Les enjeux éthiques de l’intelligence artificielle pour l'industrie manufacturière
Si l’intégration d’applications de l’IA au domaine manufacturier offre de belles perspectives, elle soulève aussi des enjeux éthiques. Une bonne compréhension de ces enjeux permettra de mieux planifier l’implantation de l’IA. Voici les principaux enjeux éthiques à entrevoir et quelques avenues à explorer pour y faire face.
Limiter les pertes d’emplois et réorganiser le travail
L’IA peut aider à réduire les coûts de production en optimisant le travail, ce qui se traduit parfois par une baisse du nombre d’employés nécessaires pour atteindre une productivité équivalente ou supérieure.
Cependant, l’IA n’est pas forcément synonyme d’une suppression de postes ou d’emplois. En effet, elle permet d’automatiser des tâches comme :
- le tri, le découpage ou l’assemblage de pièces ;
- le ramassage ou le déplacement d’objets ;
- l’inspection visuelle (contrôle de la qualité).
Comme ces tâches exigent une supervision, entre autres choses, une réorganisation du travail permettra aux employés de réaliser des tâches à valeur ajoutée. L’IA apporte aussi un soutien à la prise de décision des employés grâce à ses analyses des procédés administratifs, par exemple la prévision des achats, des ventes ou des besoins.
Au besoin, il est possible de monter un programme de formation destiné aux travailleurs pour le développement de nouvelles compétences, de manière à pouvoir réaffecter la main-d’œuvre, notamment pour assurer une meilleure transition vers le numérique.
Assurer la cybersécurité
Une bonne protection contre de potentielles cyberattaques évite des pertes financières. Les pirates informatiques convoitent les données des entreprises et emploient des techniques de plus en plus sophistiquées pour s’en saisir ou empêcher les entreprises d’y accéder.

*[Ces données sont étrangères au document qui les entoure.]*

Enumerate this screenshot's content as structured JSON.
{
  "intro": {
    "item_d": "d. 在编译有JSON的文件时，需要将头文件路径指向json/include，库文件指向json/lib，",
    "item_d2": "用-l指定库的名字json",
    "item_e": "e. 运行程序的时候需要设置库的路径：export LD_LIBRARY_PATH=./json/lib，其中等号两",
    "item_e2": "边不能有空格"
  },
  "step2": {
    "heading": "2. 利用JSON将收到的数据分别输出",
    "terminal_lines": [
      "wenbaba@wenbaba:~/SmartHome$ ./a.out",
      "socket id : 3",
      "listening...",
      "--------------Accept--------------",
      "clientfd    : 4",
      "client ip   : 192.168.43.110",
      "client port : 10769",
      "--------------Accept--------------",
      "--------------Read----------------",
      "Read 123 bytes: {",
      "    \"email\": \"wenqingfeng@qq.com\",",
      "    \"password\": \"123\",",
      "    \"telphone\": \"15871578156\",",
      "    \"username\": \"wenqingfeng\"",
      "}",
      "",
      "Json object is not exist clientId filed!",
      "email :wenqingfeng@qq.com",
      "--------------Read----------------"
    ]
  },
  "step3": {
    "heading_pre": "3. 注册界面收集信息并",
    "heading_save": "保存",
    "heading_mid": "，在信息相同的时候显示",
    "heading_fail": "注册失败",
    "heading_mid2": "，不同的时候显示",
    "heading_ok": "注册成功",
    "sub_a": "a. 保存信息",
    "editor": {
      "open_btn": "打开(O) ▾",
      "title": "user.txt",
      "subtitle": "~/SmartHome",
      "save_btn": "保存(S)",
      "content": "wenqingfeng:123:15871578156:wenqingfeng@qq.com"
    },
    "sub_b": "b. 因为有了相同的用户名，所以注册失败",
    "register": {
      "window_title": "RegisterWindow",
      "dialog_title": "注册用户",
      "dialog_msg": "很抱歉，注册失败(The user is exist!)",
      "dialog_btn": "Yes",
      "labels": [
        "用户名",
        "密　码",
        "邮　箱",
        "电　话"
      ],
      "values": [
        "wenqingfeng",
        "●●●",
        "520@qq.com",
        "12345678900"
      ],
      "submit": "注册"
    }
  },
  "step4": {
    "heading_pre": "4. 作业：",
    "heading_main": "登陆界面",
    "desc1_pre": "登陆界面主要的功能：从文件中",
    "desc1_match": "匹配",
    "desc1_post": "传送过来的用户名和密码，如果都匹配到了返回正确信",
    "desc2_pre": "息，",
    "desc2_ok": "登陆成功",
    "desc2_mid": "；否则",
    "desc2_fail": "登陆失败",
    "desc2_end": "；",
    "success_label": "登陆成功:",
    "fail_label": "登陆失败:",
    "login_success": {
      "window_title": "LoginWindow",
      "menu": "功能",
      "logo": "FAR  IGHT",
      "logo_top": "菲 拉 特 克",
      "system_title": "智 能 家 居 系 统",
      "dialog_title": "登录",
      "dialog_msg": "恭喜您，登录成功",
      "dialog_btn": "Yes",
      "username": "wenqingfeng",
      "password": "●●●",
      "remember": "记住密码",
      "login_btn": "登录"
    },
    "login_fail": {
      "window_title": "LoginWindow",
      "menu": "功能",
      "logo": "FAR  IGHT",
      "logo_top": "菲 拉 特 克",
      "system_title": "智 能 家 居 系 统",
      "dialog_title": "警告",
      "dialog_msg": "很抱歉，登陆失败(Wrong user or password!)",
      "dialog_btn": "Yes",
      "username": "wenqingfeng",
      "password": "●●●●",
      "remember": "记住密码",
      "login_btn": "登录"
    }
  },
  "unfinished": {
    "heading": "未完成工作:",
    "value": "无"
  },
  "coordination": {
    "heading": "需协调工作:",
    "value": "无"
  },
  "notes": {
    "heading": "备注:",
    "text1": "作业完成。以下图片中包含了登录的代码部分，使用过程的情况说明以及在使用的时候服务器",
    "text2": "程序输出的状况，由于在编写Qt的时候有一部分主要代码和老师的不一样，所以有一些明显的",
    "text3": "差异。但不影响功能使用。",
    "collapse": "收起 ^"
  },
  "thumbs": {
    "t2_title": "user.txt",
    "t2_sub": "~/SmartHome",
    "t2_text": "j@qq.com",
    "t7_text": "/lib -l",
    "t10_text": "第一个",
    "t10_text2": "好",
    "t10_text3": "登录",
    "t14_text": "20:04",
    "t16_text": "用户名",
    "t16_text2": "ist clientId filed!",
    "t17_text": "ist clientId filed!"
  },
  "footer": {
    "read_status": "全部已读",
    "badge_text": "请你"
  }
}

Les pirates exigent souvent le paiement d’une rançon pour redonner aux entreprises l’accès à leurs données. Le pillage de données peut provoquer la perte de confiance des fournisseurs et des consommateurs d’une entreprise. Cette perte de confiance a des répercussions négatives sur la vente et la production de marchandises.
L’utilisation de données de qualité et en quantité suffisante améliore la performance des applications de l’IA en entreprise. De par leur nature commerciale (p. ex. temps de production) ou sensible (p. ex. informations personnelles), ces données requièrent un niveau de protection élevé.
Il est prudent d’analyser les risques associés à la sécurité de l’environnement informatique de l’entreprise. Cette analyse conduit à la configuration de solutions pour sécuriser les systèmes. La sécurisation continue et proactive des données nécessite toutefois une mise à jour fréquente des méthodes de protection.
Préserver la responsabilité et l’imputabilité humaines
La validité d’une analyse émise par l’IA doit être étudiée avec réserve, car elle n’est pas à l’abri de biais ou d’inexactitudes, étant fonction de la qualité des données fournies au système. L’emploi de ces outils d’aide à la prise de décision ne doit pas miner l’autonomie de l’humain ou réduire sa responsabilité et son imputabilité. La décision finale doit appartenir à un professionnel en mesure de tenir compte des réalités de l’entreprise.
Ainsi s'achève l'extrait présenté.